A mudança, que inclui o rebranding da companhia, sinaliza uma aposta estratégica no ativo de tecnologia, desenvolvido internamente ao longo de seis anos. A tese, segundo reportagem da Bloomberg Línea, é que o verdadeiro valor da proptech não está na gestão direta dos imóveis, mas no sistema que a viabiliza — um produto com potencial de escala muito superior.
O ‘spin-off’ interno
A aquisição pela Brookfield parece ter sido o catalisador para uma reavaliação estratégica. A nova controladora identificou que o software, antes uma ferramenta de apoio, era o ativo mais valioso. “Entendemos que a tecnologia foi o ativo de maior valor que construímos”, afirmou o CEO Leonardo Morgatto à publicação. A plataforma se posiciona como uma solução end-to-end, que integra desde a captação de inquilinos e CRM até a gestão de contratos e cobranças, funções que, no mercado, costumam ser oferecidas por múltiplos fornecedores.
Por enquanto, o arranjo tem um quê de operação verticalizada: o principal cliente do software é o portfólio de multifamily da própria Brookfield no Brasil, que responde por até 80% dos ativos operados pela REdoor. O desafio será transformar essa ferramenta, forjada para uso próprio, em um produto de prateleira para o resto do mercado.

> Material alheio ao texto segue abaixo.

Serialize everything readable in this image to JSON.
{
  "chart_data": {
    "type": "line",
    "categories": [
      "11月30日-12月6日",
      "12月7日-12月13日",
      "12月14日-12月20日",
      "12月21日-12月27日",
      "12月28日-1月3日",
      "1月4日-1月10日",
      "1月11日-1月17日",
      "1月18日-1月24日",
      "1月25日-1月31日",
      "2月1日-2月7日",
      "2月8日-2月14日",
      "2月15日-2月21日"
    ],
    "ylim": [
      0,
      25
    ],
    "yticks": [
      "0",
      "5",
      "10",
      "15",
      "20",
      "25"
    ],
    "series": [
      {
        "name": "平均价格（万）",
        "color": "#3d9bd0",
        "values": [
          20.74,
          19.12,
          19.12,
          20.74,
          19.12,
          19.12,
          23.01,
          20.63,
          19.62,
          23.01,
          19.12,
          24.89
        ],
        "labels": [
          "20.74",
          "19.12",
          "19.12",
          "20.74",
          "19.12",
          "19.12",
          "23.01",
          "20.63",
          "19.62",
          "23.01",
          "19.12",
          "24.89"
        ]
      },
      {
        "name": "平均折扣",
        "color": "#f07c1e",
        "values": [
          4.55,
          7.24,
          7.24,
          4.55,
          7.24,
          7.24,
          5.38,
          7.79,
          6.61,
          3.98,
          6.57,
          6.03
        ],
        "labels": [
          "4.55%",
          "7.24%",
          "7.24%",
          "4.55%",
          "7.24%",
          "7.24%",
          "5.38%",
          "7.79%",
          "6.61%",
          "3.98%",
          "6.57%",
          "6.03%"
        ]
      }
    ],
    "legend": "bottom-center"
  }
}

A escala além do multifamily
A ambição é clara: a receita do software deve superar a da operação imobiliária em cerca de quatro anos. Essa meta só é factível com um modelo de licenciamento (SaaS), cujos custos marginais de expansão são drasticamente menores do que a gestão física de apartamentos. Enquanto a REdoor administra hoje 3,5 mil unidades, Morgatto projeta que a plataforma de software poderia realizar o onboarding de “mais de 10 mil unidades por mês”.
O alvo transcende o incipiente mercado de multifamily no Brasil, que representa menos de 0,1% do setor de aluguéis, contra 47% nos EUA. A REdoor mira também segmentos como coworking, student housing e hotelaria. A expansão internacional é parte central do plano, utilizando a rede de contatos da Brookfield para abrir portas, embora a empresa frise que atuará de forma independente para fechar novas parcerias.
A estratégia, no entanto, não é isenta de desafios. A REdoor terá que provar que seu software é robusto e flexível o suficiente para atender clientes com processos distintos. Conquistar a confiança de outros grandes players, potenciais concorrentes da Brookfield, será crucial. O movimento transforma uma operadora imobiliária com boa tecnologia em uma empresa de software que, agora, precisa competir no concorrido mercado de SaaS.